Notting Hill Gate is important to us residents of St Helens, as a place to shop, see a film, or have a meal. Many people living in these streets were drawn towards this area because of its relative proximity to Notting Hill Gate, which has always been seen as an interesting, creative, and slightly bohemian part of London (long before Hugh Grant and the film gave it global recognition).
RB Kensington and Chelsea has been consulting recently on a planning framework for the Gate. The area was comprehensively redeveloped in the 1950s, as part of a road widening scheme by the London County Council. Some of its office buildings date back from that period, and others from the 1960s and 1970s. Most are now outdated.
Several landowners have property holdings in the area, and have been putting together redevelopment proposals. The largest of these is for Newcombe House (the tall block above Waterstones) and includes the row of shops and restaurants on the west side of Kensington Church Street.
The council’s new draft Supplementary Planning Document for Notting Hill attempts to set some parameters for redevelopment, in terms of building heights and densities. It also contains proposals for upgrading pavements, public areas, and the entrances to the Underground.
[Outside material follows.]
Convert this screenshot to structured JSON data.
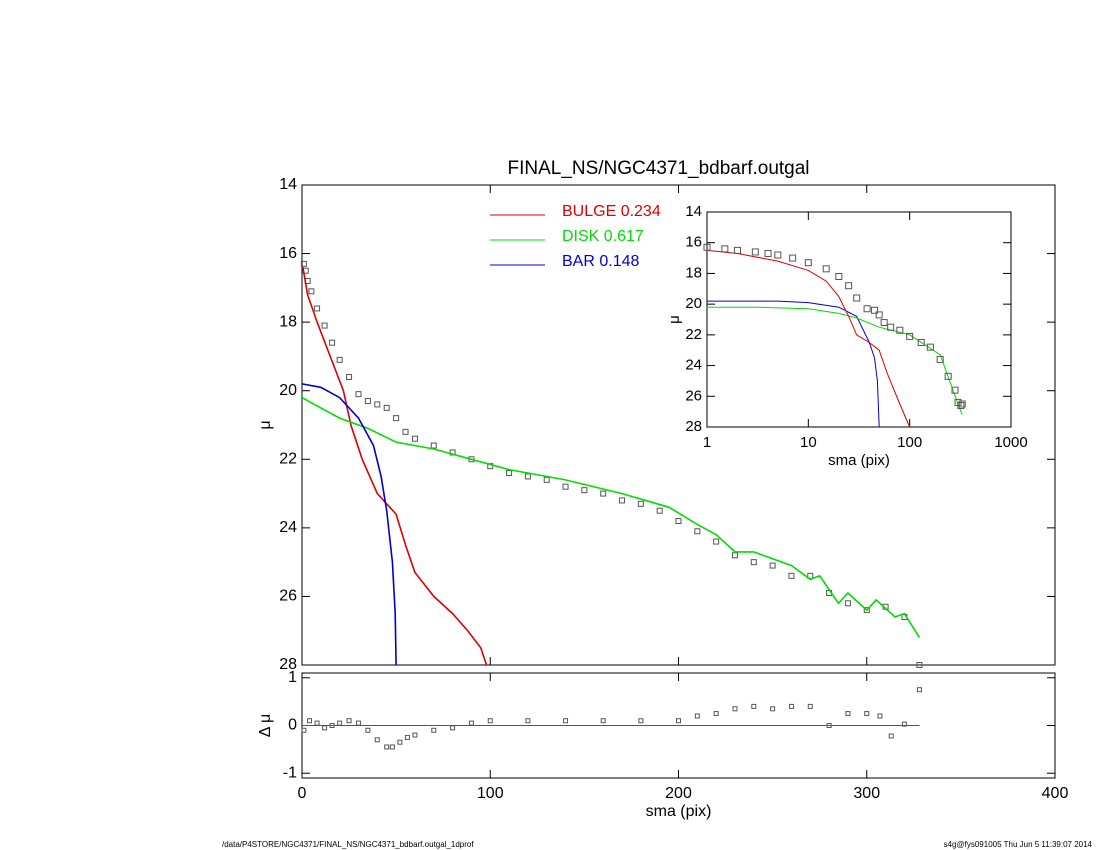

The council’s ‘vision’ for Notting Hill is to retain its role as a ‘district centre’ for shopping and offices, and to improve the public realm for all those who use this very busy public transport hub – including the many tourists en route to Portobello Road.
In recent months the Kensington Society has been working with resident and amenity groups in the area (including St Helens) to refine some of the council’s initial proposals. In particular, the Society has argued that one of the RBKC ideas – that of using £8m of ‘planning gain’ to provide a 2,000 sq.m space for a museum or ‘cultural hub’ was not attracting much local support. The Design Museum is already relocating to the former Commonwealth Centre in Kensington High Street, and does the borough need another museum space which might turn into an expensive ‘white elephant’.
The Kensington Society view, which has been widely supported, is that this £8m of public funds could be better spent, and could in part be used to secure a new public square, within the redevelopment of Newcombe House. This is seen as giving the area a much needed focus, sheltered from the windswept main road, and an attractive locatiion for shops, cafes and resturants (as well as the Farmers Market). The redevelopment of Duke of York Square, off the Kings Road, is cited as an example of creating successful open space within a new retail development..
The Society’s proposals are shown in the diagram below:
An issue likely to prove contentious once planning applications are submitted is the height of redeveloped buildings. Developers will be looking to build high, in order to maximise profitable floorspace. The owners of Campden Hill Towers would like to adds another couple of storeys. The developers of Newcombe House has shown plans which include and office and residential tower half as tall again as the present building. The council generally has strict policies on tall buildings, but will allow them in district centres maximise where they are claimed to provide a ‘landmark’ building of high architectural quality, Residents of Hillgate Village wait to be convinced.
Having listened to the views of the Kensington Society and other groups, the council has shown some willingness to modify its original plans. It will not be publishing the final version of the Noting Hill SPD until after the May elections, and may consult further before doling so.